日本の解説者や報道者は、本当のコトを語れない? 或いは本当のコトが分かっていない?

 石川 遼選手は、尾崎将司選手と同様に「マスターズに優勝することが夢です」と公言している。ならば何故、一刻も早く、日本を脱出し、米国など海外に住んで、戦うことをしないのだろうか。「英会話のコマ―シャル」に出て宣伝するなら、自らも米国で住んで宣伝してはどうか。今のままでは、石川選手に「未来は無い」。「日本で一流選手、世界で二流選手」という尾崎選手の二の前になるだろう。

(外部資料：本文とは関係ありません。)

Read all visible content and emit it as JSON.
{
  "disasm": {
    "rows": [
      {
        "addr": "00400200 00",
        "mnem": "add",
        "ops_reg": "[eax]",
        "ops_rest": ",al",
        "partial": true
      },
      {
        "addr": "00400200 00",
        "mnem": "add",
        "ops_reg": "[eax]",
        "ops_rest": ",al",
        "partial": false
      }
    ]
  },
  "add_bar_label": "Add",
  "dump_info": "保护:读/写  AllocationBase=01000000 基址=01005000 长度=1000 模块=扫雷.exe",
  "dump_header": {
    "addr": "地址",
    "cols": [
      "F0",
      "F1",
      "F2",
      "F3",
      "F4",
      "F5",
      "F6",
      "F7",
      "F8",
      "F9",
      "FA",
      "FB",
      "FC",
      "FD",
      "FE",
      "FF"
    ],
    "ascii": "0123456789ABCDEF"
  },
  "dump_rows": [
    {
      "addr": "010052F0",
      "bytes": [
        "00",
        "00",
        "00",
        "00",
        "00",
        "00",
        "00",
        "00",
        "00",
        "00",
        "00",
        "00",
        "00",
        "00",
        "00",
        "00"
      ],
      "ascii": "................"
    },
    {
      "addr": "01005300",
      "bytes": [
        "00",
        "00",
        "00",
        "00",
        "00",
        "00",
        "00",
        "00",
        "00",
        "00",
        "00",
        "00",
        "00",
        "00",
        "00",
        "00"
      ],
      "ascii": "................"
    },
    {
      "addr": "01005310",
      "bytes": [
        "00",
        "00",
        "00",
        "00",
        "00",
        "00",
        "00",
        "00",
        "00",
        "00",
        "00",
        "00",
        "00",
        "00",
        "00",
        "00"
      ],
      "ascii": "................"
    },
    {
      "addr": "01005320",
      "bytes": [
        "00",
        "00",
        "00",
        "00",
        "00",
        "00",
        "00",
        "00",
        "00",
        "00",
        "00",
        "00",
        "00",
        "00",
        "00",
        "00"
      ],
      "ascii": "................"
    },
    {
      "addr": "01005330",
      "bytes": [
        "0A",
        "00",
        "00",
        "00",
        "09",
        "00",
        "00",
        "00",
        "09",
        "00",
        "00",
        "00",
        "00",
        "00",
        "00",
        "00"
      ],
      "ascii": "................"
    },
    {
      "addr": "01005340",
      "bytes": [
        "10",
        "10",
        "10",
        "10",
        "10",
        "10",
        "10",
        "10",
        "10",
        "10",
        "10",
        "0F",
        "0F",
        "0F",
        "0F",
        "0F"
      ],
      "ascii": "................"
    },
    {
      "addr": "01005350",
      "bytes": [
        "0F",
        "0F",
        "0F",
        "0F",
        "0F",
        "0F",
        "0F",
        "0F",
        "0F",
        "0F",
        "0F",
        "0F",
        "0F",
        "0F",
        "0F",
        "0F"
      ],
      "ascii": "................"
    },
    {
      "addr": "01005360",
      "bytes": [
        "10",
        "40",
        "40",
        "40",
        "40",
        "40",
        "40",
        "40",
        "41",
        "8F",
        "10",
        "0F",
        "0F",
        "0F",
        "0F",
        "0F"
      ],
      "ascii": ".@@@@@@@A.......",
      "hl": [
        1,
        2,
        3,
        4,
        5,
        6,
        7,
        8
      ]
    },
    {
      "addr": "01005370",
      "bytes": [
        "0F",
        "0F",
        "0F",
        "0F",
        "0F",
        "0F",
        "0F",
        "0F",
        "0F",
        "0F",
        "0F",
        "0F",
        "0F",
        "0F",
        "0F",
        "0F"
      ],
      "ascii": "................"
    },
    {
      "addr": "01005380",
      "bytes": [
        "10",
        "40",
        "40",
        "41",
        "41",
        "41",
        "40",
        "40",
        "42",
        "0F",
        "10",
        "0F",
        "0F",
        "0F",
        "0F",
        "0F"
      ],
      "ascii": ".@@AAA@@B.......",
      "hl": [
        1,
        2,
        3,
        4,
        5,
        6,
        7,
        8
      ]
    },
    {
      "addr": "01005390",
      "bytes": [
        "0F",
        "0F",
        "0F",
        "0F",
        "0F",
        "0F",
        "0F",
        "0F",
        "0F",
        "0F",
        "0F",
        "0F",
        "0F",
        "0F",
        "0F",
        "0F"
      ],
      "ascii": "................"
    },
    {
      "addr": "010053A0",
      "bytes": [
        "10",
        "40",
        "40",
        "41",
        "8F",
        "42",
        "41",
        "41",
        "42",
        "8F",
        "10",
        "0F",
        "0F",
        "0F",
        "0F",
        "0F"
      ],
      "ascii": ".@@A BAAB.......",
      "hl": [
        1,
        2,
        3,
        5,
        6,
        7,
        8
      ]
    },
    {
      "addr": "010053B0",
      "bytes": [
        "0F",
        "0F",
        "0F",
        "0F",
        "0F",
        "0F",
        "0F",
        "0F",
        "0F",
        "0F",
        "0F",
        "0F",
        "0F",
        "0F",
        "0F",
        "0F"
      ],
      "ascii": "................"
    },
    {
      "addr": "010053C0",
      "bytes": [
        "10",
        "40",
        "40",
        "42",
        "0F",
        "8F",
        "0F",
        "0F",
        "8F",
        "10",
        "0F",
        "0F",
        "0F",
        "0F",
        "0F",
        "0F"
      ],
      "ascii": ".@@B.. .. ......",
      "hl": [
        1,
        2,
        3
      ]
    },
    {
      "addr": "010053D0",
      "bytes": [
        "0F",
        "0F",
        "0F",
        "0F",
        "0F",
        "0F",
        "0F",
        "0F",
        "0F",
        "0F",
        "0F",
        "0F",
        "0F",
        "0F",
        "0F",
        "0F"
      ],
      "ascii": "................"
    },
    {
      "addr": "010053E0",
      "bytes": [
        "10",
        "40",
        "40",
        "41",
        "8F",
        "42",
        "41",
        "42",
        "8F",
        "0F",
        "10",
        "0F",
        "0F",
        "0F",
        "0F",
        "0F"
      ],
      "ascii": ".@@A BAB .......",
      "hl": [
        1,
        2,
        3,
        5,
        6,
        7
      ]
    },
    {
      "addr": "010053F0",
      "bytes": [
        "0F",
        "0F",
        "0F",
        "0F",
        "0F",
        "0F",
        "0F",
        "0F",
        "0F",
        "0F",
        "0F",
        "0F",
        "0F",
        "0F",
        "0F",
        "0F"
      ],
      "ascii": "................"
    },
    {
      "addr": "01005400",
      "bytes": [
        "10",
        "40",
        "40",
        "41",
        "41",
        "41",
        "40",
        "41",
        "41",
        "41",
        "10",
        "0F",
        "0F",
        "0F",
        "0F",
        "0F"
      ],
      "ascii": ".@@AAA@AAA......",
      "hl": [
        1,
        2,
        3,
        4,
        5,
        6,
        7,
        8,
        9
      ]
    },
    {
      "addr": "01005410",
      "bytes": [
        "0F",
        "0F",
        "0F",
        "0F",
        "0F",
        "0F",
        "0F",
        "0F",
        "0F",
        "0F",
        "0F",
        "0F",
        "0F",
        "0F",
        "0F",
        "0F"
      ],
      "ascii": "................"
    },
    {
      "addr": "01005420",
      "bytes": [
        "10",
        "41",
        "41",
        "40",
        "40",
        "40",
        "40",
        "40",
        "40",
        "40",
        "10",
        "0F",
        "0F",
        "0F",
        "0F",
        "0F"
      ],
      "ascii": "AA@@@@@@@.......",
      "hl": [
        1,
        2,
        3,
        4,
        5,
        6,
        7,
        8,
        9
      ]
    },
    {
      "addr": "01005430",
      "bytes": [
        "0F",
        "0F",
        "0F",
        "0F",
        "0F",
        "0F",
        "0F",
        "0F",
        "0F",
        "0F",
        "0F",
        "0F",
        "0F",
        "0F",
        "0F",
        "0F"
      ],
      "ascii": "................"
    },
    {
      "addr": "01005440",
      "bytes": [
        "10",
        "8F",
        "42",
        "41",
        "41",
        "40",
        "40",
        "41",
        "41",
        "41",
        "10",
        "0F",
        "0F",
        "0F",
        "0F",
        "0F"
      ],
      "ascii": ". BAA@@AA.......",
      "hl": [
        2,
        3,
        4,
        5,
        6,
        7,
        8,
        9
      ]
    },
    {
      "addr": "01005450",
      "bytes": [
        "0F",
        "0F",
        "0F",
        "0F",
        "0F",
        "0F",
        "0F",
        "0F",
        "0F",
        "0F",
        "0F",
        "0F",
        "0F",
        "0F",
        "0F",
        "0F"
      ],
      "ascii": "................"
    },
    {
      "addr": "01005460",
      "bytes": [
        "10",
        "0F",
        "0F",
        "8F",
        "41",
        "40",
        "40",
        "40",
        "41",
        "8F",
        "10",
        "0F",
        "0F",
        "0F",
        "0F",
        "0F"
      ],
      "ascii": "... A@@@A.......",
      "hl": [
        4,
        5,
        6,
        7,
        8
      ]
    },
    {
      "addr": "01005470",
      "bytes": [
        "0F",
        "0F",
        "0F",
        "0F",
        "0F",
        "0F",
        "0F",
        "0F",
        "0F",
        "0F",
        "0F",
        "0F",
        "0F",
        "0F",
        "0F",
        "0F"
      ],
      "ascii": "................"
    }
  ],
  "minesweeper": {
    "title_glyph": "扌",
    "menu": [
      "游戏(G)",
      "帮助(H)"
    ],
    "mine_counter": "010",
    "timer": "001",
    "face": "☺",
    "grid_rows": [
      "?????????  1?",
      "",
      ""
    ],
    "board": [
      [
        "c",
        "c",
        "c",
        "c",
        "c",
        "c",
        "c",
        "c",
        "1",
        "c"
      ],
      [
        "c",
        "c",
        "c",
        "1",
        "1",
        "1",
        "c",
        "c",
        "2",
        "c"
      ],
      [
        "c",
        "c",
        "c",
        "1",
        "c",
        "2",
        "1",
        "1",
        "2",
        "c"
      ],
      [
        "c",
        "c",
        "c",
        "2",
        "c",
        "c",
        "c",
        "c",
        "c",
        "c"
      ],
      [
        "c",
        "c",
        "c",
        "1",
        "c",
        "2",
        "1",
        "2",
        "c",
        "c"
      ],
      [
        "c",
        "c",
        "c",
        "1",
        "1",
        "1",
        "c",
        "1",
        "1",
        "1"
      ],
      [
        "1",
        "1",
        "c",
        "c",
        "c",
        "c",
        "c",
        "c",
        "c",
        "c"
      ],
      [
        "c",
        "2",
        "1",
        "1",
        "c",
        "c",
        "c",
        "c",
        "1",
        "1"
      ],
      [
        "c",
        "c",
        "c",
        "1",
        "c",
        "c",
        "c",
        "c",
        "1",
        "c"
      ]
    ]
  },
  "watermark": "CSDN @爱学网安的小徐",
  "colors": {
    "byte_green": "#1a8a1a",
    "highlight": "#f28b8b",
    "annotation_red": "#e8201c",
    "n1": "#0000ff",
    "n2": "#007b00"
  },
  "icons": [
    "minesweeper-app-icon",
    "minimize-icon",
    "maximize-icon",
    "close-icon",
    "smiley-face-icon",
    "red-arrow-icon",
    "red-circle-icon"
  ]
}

 筆者は、ゴルフ競技や石川選手の解説をすることが真意ではない。真意は、①日本は、その全分野と全階層に於いて「構造的危機」に直面していること、②日本は、人類史に類のない「世界の激変時代」の波に飲み込まれ、革命的変革が求められていること、③その事実を証明するほんの一例として、「エンタテイメント」が具現化された「日本オープン」と「日本人プロ選手」の実態を述べたかったことである。